De uno de los orificios de la nariz de la mujer de cabello más oscuro emerge una línea de sangre seca que, al llegar hasta la barbilla, deja que su caudal ya muerto se bifurque en diversos brazos. Habiendo ido estos distintos afluentes a jugar con los redondos y desnudos pechos blancos, ahora semejan grietas muertas sobre el cuerpo que, por ello, supone a la vista tierra estéril. Junto a estos surcos excavados en la juventud de la mujer de mediana estatura, descansa su ahora inerte piel blanca, tan blanca como son blancas las melodías que hablan de los dioses ya muertos. A su lado, el otro cuerpo, de mayor estatura, y cabello más rubio, inmóvil, sin aparentes signos de violencia, yace.
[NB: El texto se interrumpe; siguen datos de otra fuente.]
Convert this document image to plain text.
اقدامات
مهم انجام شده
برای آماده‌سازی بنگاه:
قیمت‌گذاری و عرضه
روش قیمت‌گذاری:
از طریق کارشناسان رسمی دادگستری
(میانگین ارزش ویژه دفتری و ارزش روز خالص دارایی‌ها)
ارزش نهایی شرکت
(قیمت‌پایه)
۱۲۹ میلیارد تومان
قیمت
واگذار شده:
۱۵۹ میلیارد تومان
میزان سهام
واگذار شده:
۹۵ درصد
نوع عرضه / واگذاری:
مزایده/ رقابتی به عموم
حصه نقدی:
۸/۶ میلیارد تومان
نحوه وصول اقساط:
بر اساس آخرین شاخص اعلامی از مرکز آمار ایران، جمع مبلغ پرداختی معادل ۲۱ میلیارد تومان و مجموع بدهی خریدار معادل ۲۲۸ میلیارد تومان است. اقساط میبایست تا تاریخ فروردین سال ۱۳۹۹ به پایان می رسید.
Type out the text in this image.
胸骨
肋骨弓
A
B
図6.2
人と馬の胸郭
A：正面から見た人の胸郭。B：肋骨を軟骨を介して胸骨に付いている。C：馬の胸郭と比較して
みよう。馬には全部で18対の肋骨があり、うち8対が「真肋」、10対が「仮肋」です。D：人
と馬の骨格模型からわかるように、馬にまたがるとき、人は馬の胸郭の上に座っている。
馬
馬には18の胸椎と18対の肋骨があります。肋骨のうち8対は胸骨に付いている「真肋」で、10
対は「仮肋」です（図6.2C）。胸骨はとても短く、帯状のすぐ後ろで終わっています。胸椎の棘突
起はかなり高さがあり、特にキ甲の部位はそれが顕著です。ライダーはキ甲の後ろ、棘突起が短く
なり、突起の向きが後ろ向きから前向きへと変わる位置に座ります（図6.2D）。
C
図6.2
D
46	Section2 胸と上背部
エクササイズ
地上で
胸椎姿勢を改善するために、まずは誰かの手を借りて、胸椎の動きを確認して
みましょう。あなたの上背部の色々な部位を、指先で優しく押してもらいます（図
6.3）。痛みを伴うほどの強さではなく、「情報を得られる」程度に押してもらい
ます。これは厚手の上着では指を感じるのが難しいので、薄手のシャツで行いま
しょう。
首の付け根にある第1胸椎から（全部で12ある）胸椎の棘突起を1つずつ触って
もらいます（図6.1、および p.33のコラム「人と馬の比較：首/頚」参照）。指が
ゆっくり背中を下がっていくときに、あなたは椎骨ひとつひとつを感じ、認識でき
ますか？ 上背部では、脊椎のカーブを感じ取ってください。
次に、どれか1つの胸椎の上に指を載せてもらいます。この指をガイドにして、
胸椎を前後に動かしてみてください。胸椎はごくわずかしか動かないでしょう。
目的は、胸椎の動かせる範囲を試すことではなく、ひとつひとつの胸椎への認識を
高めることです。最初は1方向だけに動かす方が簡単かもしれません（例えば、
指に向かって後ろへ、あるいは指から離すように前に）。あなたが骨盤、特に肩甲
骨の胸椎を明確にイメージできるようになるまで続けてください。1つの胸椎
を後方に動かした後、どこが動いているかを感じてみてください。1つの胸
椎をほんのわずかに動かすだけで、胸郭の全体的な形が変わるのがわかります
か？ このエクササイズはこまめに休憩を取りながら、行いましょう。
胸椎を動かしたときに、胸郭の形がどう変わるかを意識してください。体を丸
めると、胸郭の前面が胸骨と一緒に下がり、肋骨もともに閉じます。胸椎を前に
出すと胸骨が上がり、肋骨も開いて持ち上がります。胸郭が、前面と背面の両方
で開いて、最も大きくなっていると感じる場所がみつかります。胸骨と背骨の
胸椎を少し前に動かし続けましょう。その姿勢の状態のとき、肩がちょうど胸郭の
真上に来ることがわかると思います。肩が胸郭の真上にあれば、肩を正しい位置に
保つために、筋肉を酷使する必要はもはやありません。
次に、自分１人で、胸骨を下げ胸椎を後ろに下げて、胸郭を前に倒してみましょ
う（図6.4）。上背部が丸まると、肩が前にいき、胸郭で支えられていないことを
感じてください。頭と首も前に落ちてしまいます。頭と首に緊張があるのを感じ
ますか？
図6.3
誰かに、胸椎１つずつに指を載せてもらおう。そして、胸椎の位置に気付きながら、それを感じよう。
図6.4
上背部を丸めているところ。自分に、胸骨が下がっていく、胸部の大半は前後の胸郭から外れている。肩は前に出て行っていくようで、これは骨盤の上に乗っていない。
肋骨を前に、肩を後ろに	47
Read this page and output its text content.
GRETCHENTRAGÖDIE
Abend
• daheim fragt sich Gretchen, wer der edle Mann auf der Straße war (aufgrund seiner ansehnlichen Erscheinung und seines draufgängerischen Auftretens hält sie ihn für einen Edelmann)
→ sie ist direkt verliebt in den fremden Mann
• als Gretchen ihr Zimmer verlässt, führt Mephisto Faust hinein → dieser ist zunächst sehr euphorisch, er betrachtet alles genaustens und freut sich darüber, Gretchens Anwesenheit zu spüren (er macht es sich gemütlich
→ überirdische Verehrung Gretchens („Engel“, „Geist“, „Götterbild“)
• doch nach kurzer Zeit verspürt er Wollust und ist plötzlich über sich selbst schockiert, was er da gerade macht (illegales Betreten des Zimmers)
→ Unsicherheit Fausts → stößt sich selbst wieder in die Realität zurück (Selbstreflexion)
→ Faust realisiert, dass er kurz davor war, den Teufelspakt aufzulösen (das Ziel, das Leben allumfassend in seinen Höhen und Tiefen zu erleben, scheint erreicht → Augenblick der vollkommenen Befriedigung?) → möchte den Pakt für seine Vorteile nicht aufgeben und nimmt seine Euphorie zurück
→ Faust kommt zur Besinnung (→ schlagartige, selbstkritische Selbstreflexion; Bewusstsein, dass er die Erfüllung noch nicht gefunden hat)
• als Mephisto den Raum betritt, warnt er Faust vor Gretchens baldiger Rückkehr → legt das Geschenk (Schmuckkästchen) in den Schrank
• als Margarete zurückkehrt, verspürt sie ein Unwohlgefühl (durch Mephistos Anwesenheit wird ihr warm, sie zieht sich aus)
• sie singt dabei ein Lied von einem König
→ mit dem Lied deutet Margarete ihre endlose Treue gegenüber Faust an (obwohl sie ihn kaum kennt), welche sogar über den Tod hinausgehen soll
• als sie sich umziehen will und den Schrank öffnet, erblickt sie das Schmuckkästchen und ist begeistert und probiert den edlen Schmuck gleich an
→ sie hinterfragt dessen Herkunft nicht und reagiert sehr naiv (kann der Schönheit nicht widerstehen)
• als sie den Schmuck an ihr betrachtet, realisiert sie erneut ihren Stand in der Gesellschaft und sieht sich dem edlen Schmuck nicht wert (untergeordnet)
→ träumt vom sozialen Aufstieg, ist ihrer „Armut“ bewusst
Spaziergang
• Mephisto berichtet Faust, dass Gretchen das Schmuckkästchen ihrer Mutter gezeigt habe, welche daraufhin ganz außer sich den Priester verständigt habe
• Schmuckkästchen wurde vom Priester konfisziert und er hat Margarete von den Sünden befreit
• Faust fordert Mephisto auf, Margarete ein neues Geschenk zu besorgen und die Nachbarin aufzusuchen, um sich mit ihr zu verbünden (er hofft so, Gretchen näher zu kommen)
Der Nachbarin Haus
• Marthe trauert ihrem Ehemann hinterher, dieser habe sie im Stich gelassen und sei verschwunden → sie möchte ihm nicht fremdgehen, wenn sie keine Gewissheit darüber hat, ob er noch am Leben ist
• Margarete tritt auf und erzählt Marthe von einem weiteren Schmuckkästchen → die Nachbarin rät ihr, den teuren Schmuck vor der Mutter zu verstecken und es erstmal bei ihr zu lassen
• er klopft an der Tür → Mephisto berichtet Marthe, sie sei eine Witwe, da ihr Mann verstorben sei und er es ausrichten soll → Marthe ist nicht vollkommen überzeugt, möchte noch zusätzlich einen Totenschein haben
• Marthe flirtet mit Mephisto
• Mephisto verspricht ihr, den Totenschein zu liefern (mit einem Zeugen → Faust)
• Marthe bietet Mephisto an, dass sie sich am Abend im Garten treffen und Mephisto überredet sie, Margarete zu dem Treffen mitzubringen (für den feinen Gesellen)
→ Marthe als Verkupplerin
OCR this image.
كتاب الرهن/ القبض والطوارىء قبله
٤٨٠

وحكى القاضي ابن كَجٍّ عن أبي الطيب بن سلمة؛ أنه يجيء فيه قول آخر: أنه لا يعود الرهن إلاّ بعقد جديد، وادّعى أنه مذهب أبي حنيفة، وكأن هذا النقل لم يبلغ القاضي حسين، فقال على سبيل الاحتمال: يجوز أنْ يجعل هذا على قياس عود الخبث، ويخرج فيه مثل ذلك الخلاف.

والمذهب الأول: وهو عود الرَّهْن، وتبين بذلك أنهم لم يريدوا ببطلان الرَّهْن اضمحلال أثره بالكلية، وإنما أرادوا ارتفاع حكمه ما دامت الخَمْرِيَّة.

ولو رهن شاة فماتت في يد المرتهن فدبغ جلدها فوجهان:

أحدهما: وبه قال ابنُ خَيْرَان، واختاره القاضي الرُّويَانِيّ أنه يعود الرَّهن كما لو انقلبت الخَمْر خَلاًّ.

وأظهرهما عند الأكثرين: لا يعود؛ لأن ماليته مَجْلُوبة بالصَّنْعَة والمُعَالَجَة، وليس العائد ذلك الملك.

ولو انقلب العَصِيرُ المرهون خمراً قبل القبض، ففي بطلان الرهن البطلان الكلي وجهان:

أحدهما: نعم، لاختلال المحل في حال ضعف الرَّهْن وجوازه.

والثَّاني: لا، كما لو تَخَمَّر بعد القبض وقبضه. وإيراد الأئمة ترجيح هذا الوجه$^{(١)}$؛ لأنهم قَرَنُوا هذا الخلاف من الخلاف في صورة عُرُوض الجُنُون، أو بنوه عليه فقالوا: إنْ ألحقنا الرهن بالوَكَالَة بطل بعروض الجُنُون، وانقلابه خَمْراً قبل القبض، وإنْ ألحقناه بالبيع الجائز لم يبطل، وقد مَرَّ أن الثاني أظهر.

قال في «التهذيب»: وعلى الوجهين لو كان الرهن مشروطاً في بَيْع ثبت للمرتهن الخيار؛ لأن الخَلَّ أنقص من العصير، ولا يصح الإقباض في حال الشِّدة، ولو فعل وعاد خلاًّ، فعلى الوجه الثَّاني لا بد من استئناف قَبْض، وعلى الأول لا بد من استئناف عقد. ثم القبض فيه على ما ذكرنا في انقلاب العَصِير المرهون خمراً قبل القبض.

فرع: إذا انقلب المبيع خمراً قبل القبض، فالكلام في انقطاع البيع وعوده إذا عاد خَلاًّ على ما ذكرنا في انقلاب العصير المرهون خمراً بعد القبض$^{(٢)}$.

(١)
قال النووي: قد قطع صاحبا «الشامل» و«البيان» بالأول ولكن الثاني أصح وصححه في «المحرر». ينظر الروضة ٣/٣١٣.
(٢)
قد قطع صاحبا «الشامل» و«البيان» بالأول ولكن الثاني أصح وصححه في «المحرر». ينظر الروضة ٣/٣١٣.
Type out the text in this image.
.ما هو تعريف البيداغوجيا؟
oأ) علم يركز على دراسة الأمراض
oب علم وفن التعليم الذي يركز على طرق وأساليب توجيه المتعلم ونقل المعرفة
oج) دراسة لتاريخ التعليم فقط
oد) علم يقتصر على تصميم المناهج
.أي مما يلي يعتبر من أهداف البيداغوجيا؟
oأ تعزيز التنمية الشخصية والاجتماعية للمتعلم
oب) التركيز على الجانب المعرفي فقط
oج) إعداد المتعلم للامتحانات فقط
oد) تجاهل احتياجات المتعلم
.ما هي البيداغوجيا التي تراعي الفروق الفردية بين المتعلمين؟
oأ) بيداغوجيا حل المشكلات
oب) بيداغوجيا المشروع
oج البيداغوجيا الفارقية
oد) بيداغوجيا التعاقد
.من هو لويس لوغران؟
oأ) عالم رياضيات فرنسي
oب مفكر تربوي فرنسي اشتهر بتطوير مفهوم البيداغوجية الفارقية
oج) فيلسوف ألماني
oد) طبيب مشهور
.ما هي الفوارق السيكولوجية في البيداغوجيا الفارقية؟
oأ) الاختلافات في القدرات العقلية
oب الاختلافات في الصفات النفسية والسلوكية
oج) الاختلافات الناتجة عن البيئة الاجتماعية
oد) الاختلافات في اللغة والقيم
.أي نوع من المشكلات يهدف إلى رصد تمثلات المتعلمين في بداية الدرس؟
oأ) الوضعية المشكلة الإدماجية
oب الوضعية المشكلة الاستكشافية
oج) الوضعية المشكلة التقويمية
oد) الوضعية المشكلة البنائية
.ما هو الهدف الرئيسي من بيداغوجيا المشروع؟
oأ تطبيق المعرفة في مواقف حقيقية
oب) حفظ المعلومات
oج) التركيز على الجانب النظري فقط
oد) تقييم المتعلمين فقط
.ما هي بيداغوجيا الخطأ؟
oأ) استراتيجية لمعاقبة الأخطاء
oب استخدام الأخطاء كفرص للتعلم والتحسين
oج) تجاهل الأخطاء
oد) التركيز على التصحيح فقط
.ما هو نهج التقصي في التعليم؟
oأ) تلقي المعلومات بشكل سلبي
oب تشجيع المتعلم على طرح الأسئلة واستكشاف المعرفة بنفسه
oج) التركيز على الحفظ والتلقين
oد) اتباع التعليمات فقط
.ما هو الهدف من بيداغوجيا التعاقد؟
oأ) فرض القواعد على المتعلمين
El rostro de este cadáver parece el sol. El cabello, disperso tras la nuca, semeja los rayos de un sol barroco, tranquilo, placentero, que reposa en un cielo mágico y rojo. El untuoso líquido, alrededor del cuerpo tendido, como el verso de un aedo ilustre, fulge hostigado por el sol e irradia sus destellos a las nubes. Infinidad de moscas zumban en el lugar.
El olor, arrancado a los cadáveres por la obstinación de este astro que otro día vuelve a nacer, que se niega a relajar sus rigores, contrasta con la bella estampa que conforman las dos mujeres muertas. Aún así una mariposa con sus cuantiosas extremidades impregnadas en la sangre de Alina aletea entre los hedores para ir a depositar ese polen rojo en el cuerpo de Olena. Desciende sobre la aureola grana y limpia del pecho suave, redondo y claro, tal que un cervatillo esponjoso y albino, allí tropieza con el pezón dormido y dibuja signos arbitrarios en su pendiente curvada.
Cuando la mariposa vuela de nuevo lleva consigo el aura de las manos masculinas. Con ello, el cadáver de Olena, queda limpio e inmaculado.